A living will in Bensalem, Pennsylvania can also be referred to as a "healthcare directive." Whatever the name, it is a document that lays out a person's wishes with respect to their medical care, in case they become unable to make their own choices.
A living will can be extremely important in avoiding painful, expensive, and time-consuming disputes between your family members.
For example, some people don't want to be kept on life support if they are in a vegetative state with no considerable chance of recovery. Others, however, might prefer to be kept alive as long as humanly possible. Another person's wishes might be something in between. In any case, if the family doesn't know what their loved one's wishes are, they may have to guess, which could lead to them making a decision that the patient would never have wanted.
If a person's preferences aren't known by his or her family, they might have to make an educated guess. Of course, with limited information, it's completely possible for 2 family members to come to two completely different conclusions, with no way of knowing which one is correct. Making your wishes known in advance can help you avoid all this.
How to Create A Living Will in Bensalem, Pennsylvania
Of course, your loved ones should be immersed in the process. They can't make these choices for you, but they'll probably be more willing to accept your decisions if they feel that their voices were heard. In any event, if your family knows what to expect when your living will is executed, the process will probably be easier.
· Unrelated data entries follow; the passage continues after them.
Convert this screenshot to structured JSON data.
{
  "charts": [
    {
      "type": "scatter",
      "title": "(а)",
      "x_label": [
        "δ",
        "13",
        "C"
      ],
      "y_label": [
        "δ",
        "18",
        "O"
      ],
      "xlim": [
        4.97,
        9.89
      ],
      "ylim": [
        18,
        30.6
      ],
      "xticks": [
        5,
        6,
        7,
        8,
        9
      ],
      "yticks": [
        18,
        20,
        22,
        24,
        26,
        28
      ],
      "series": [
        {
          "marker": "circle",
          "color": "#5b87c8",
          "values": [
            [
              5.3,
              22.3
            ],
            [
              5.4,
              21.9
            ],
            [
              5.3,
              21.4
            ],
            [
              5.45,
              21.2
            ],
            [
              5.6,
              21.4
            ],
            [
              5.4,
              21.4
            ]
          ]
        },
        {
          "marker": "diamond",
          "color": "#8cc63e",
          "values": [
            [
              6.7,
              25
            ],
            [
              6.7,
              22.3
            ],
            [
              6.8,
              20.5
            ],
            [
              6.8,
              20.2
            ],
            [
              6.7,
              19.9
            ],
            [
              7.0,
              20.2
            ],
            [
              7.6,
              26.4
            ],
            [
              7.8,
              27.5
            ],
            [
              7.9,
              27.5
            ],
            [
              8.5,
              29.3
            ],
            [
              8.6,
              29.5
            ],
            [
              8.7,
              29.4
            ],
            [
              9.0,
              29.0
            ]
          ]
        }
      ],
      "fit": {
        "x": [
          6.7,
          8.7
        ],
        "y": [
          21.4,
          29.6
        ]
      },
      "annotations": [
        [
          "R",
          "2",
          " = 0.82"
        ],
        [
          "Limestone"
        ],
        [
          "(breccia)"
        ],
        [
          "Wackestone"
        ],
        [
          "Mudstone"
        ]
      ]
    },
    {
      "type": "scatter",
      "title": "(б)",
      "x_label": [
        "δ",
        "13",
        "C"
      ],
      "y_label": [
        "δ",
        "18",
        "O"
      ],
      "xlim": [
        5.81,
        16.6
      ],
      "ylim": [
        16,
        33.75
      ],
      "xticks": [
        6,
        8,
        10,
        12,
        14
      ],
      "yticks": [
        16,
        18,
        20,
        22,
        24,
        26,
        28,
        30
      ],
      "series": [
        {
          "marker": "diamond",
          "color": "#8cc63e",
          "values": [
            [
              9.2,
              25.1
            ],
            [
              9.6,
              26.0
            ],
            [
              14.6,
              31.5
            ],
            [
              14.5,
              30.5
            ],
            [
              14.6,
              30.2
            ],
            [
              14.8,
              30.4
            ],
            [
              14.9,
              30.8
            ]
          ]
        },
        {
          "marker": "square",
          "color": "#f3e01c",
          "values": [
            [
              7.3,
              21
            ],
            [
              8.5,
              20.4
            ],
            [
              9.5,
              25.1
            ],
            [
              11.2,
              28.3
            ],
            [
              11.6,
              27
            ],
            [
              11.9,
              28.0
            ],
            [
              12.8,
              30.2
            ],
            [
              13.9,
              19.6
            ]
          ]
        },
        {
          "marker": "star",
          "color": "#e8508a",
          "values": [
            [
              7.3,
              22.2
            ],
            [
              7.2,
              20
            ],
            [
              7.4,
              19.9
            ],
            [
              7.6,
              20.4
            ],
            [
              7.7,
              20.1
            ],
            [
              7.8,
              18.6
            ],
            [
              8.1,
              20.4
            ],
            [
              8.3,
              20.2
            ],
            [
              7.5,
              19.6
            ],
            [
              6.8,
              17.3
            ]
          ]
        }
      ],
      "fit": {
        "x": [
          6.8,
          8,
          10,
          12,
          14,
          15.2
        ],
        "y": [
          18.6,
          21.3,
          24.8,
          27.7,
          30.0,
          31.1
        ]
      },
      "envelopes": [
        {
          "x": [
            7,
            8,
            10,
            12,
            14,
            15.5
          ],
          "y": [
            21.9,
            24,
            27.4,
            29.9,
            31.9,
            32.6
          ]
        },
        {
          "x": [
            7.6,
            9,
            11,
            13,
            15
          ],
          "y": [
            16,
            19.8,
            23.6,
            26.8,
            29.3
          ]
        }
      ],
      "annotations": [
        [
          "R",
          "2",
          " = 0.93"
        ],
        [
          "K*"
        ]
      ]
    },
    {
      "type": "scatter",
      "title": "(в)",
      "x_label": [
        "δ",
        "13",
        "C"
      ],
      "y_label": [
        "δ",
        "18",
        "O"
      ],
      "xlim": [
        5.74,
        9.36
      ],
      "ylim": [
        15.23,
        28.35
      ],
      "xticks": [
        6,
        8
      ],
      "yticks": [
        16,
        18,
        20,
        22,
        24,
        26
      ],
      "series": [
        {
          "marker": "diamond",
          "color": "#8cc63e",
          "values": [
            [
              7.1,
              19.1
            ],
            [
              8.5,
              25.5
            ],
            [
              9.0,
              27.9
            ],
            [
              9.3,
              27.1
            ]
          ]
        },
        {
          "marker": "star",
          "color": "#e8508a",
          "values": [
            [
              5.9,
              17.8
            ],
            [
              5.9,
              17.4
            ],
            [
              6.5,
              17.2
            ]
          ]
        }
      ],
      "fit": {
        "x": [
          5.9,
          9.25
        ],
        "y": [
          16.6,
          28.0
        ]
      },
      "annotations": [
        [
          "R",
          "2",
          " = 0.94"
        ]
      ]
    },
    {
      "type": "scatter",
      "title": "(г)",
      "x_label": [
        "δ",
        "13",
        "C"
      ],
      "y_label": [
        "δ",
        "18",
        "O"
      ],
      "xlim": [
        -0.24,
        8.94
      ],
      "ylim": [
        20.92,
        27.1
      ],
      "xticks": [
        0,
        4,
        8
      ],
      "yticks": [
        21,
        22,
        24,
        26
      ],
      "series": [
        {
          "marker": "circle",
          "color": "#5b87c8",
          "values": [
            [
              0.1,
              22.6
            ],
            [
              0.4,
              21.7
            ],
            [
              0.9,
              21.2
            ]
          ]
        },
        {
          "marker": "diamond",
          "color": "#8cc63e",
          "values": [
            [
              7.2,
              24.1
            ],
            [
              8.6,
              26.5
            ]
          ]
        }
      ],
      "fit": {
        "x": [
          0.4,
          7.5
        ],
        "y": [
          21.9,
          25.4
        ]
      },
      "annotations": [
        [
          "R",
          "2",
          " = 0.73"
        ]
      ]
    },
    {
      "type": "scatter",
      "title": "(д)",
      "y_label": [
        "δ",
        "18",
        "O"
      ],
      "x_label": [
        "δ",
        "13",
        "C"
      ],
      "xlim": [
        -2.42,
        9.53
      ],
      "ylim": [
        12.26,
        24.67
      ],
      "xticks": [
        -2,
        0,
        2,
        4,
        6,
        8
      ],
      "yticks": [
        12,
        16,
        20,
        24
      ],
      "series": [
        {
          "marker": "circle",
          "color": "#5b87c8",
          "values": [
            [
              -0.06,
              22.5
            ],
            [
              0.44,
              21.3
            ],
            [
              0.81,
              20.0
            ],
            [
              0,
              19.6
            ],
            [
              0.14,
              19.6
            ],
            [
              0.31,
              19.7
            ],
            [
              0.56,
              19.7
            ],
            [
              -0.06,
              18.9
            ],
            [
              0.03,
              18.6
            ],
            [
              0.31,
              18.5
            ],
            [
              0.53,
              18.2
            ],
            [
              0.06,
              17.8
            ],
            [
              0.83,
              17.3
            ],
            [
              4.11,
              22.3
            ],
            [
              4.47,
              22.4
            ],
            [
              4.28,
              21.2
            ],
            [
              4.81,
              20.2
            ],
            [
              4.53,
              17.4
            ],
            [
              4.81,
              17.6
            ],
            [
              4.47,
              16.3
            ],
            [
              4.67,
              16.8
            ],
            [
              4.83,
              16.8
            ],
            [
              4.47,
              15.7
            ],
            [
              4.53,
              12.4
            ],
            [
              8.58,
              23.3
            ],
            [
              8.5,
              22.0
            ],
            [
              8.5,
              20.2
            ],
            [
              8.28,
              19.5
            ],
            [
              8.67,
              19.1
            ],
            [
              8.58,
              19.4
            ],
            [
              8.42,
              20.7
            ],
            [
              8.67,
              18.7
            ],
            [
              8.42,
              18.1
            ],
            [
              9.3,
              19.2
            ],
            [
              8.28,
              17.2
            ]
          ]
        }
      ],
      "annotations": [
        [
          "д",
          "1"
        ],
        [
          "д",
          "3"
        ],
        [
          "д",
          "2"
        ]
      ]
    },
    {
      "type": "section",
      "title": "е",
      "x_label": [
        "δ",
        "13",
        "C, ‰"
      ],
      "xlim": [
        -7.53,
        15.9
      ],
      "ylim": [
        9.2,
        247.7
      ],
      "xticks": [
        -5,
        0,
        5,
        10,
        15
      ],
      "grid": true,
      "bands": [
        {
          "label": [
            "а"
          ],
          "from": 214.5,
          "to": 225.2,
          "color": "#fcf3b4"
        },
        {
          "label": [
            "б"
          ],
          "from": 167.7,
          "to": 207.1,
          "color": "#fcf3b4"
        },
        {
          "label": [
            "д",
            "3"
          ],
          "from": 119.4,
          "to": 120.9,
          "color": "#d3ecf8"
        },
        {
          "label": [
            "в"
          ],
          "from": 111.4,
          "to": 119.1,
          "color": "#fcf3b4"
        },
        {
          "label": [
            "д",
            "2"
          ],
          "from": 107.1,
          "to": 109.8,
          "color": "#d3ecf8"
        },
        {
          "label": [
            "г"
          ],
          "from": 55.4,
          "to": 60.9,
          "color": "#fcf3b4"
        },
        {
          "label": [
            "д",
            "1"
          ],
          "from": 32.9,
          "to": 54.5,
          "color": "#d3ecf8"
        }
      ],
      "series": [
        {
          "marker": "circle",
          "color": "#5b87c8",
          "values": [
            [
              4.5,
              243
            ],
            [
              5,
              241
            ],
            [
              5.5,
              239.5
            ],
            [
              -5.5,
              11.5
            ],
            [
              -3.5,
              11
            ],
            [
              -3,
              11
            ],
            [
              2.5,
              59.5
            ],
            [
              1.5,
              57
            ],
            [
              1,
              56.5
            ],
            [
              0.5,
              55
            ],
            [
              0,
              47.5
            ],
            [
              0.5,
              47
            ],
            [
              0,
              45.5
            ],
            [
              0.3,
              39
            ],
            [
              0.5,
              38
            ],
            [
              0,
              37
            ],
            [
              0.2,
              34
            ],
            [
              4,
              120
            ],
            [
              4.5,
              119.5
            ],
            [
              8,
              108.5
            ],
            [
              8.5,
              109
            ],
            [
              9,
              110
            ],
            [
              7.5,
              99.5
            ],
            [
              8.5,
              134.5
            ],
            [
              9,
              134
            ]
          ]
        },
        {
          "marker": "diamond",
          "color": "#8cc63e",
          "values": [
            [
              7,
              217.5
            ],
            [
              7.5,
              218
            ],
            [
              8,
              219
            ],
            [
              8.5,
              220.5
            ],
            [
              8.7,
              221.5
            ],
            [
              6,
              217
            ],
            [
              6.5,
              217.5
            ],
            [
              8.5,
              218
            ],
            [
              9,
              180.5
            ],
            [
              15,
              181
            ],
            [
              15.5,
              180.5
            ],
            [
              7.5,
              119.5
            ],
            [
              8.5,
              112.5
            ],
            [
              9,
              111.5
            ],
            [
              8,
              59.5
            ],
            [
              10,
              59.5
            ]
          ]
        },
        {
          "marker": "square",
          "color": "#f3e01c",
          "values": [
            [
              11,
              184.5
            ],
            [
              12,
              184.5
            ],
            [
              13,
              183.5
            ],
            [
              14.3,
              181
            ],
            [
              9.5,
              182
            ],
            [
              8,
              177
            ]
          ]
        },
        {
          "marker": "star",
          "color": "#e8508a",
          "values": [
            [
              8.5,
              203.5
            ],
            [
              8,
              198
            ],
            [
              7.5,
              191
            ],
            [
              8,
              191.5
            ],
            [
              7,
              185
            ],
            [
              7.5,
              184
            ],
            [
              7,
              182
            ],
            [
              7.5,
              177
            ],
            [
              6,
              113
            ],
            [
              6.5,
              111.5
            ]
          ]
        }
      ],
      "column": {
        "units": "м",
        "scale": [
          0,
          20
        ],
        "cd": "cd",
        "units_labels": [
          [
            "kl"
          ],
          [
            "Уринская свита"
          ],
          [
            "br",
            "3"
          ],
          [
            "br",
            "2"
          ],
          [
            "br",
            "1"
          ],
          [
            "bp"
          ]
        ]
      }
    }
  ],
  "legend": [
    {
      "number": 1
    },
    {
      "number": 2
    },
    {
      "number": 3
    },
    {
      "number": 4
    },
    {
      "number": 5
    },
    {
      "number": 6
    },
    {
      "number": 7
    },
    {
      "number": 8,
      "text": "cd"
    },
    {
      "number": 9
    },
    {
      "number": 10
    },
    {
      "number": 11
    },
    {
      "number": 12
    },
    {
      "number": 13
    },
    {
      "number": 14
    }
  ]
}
The next step in the process is to really write the living will. While you might be able to draft a valid living will by yourself, to ensure that no problems come up after it's too late, you should obtain the counsel of a Bensalem, Pennsylvania attorney who drafts wills.
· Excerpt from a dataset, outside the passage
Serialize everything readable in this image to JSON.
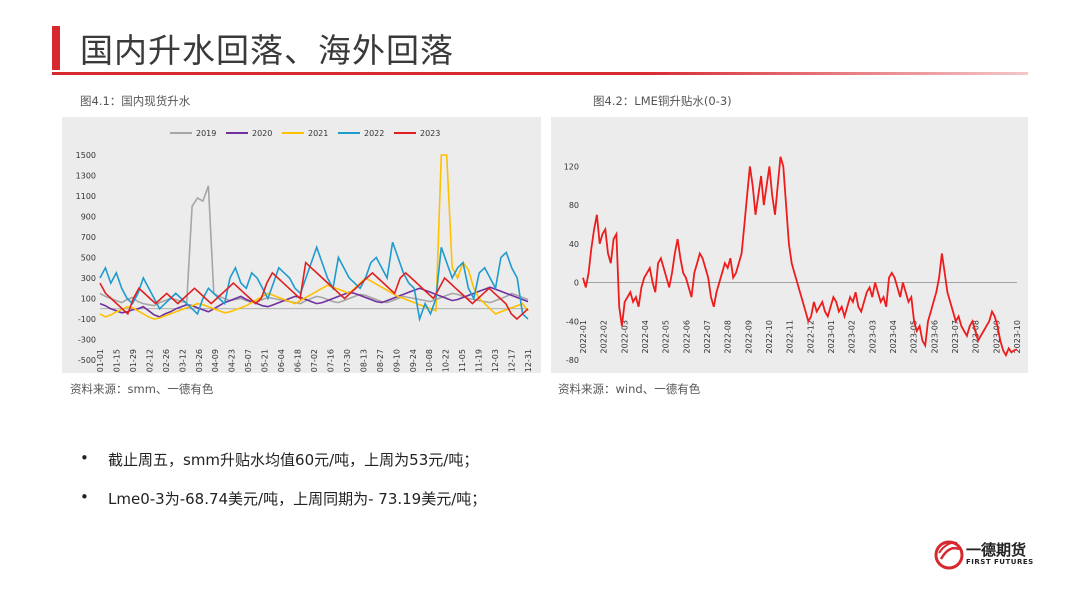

Typically, living wills need to follow the same formalities as testamentary wills (wills that dictate how one's property is to be distributed after death).
While these protocols vary by state, there are a few elements that are quite common. For instance, in most states, wills have to be witnessed and signed by at least 2 people who have no direct stake in it. It's also critical to avoid any disputes or confusion as to whether or not a particular document was intended to be a will. A clear statement to that effect should be the first paragraph in any type of will.
Do I Need A Bensalem, Pennsylvania Living Will Attorney?
The help of a brilliant Bensalem, Pennsylvania attorney is never a bad idea, even if it's not absolutely necessary. There are normally nuances in state and local law on this subject which laypersons will not be aware of, but with which an attorney will be intimately familiar.